Der hiervon wohl abweichenden Einschätzung des OVG NRW (Beschluss vom 16.12.2004, - 13 A 4512/03A -, <juris>) und ihm folgend des Bundesamtes in dem vorliegend angefochtenen Bescheid vermag sich das Gericht nicht anzuschließen. Soweit dort ausgeführt wird, dass dem Ausländer die Begründung seines Lebensmittelpunktes an einem Ort, wo diese Folgen nicht drohen, zuzumuten sei, insbesondere weil auch Therapien im Heimatland erfolgreich seien, stimmt dies nach den hier zugrunde gelegten Feststellungen, insbesondere nach Einschätzung des TIHV, auch in allgemeiner Gültigkeit gerade nicht. Nur wenn es möglich ist, für den Traumakranken eine sichere Umgebung zu schaffen und ihn in ein psychosoziales Netz einzubinden, kann danach überhaupt an eine Therapie jenseits des Krisenmanagements und der Stabilisierung gedacht werden.

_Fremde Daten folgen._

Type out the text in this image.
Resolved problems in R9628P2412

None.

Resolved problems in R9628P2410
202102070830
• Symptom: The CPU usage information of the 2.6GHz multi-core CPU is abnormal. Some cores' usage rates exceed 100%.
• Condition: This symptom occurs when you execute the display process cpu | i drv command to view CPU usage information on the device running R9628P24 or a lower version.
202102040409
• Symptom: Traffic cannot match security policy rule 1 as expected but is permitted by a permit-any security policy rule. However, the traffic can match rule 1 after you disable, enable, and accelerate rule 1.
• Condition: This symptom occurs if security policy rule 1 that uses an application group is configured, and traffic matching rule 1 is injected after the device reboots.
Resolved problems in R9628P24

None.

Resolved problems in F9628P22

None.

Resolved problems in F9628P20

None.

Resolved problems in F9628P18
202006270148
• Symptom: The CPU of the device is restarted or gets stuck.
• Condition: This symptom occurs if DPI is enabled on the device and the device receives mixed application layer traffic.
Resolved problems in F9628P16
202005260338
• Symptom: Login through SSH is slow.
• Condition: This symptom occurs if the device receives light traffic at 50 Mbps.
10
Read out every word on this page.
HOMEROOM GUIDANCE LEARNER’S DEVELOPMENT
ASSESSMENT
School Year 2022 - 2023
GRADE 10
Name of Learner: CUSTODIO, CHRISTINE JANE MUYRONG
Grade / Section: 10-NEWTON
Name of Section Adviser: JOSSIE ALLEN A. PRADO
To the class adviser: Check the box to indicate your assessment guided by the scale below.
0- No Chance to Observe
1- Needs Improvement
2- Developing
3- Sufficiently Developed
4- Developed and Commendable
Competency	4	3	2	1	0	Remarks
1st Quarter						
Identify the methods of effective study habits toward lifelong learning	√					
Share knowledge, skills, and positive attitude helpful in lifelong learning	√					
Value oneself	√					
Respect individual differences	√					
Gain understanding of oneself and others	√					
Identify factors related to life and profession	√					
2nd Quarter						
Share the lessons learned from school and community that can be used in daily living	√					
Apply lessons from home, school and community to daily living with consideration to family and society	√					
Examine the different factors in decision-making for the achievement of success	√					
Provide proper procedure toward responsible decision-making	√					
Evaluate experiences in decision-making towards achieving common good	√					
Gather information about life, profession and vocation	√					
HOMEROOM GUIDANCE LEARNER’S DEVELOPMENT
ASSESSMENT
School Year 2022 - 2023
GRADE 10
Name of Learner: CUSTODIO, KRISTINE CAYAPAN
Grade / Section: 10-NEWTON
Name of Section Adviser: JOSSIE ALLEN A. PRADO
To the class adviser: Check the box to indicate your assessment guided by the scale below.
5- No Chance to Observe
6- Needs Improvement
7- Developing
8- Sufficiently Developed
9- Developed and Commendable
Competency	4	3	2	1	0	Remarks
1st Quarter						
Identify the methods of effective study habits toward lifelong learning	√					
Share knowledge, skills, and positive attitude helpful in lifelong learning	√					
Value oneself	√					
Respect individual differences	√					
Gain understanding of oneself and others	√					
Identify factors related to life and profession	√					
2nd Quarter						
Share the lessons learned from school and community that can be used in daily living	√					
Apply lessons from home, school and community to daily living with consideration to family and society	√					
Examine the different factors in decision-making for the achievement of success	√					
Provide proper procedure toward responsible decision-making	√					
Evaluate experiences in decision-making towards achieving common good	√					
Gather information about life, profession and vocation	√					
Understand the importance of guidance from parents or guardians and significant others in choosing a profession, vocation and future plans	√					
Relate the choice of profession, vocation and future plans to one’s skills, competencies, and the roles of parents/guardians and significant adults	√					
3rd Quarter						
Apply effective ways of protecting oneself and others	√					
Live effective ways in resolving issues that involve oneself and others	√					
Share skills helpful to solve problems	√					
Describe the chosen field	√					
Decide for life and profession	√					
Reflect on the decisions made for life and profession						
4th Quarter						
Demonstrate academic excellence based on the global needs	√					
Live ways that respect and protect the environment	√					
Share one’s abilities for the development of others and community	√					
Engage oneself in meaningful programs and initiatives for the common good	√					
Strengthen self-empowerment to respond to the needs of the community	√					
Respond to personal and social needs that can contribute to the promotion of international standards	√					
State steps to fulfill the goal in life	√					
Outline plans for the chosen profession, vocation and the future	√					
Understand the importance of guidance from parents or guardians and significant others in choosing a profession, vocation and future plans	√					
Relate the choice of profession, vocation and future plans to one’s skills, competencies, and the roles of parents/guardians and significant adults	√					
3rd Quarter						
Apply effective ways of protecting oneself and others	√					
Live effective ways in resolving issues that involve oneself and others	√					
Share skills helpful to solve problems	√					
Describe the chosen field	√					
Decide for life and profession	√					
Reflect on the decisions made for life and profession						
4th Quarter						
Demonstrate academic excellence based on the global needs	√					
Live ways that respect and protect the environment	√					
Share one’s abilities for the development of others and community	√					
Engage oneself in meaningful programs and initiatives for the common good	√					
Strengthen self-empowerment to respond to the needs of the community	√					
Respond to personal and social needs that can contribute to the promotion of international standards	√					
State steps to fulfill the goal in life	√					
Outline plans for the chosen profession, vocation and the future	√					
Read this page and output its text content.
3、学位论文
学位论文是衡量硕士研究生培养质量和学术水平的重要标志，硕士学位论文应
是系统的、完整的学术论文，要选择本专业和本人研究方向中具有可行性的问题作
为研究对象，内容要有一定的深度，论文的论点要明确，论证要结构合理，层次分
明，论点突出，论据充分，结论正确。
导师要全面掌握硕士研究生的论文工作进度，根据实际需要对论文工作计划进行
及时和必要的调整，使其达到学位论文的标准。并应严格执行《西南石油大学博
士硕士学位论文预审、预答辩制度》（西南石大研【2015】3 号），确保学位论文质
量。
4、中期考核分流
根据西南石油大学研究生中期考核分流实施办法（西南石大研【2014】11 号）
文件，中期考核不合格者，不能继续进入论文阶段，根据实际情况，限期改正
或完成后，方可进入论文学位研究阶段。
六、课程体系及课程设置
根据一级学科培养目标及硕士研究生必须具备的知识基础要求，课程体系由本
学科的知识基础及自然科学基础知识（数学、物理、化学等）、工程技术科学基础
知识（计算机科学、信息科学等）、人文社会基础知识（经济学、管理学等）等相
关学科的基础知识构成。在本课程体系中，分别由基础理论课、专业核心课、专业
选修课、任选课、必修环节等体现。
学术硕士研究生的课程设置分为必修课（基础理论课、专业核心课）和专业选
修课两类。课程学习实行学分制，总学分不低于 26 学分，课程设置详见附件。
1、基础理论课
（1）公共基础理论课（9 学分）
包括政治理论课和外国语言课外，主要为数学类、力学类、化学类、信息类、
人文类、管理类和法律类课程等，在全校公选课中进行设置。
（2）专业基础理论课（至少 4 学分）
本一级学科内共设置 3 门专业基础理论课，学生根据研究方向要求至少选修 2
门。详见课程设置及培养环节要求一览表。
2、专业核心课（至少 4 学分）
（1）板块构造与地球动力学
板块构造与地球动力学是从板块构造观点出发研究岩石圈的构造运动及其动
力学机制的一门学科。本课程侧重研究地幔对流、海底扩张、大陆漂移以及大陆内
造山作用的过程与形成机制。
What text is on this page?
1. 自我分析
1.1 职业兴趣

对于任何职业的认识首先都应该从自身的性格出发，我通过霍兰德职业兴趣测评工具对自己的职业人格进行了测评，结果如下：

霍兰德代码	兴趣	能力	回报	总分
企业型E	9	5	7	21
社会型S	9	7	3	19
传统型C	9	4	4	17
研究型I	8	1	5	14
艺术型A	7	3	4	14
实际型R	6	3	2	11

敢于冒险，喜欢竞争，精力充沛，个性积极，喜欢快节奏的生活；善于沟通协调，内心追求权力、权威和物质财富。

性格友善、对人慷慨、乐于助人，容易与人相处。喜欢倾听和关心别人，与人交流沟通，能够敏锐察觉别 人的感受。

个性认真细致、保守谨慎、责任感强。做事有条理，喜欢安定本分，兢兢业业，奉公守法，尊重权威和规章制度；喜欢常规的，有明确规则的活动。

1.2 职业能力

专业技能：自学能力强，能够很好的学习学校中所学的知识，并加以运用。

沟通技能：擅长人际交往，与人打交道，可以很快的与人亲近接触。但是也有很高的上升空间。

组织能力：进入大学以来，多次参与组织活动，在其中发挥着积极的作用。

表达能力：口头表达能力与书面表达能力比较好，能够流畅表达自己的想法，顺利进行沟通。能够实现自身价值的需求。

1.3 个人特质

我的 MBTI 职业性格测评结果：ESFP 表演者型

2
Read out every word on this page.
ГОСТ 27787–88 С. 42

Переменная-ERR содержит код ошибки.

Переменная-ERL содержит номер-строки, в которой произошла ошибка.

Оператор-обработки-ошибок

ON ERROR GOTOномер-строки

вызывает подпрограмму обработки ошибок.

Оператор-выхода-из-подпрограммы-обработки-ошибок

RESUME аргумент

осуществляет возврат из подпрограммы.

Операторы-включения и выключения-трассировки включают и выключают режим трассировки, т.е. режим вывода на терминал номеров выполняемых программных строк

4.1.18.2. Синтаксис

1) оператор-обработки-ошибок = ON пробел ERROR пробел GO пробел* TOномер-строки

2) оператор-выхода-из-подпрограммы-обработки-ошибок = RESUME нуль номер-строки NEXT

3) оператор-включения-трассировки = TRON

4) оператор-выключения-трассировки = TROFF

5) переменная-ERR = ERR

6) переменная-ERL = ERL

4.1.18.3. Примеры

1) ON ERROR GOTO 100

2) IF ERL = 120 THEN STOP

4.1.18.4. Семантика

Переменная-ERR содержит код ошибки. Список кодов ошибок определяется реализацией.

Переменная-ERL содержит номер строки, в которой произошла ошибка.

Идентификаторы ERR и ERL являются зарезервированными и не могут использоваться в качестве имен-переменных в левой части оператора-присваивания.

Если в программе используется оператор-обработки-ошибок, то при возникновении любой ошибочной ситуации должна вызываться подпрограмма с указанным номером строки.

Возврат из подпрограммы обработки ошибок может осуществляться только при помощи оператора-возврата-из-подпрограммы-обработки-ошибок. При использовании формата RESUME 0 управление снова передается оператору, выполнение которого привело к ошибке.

Die Schaffung solcher Umstände dürfte für den Regelfall dem aus dem Ausland heimkehrenden schwer traumatisierten Menschen jedoch naturgemäß noch sehr viel schwerer fallen, als jemandem, der die Türkei nie verlassen hat und dessen familiäre und soziale Strukturen womöglich erhalten sind. Dem Gericht leuchtet deshalb auch ein, dass die Frage, weshalb einem traumatisierten Ausländer nicht zugemutet werden dürfe, das Schicksal seiner in der Heimat verbliebenen ebenfalls traumatisierten Landsleute zu teilen und die Symptome und Folgen einer Traumatisierung im Heimatland zu überwinden, sich nach den sehr unterschiedlichen Ausgangsbedingungen des Heimkehrenden gegenüber dem Daheimgebliebenen beantworten muss.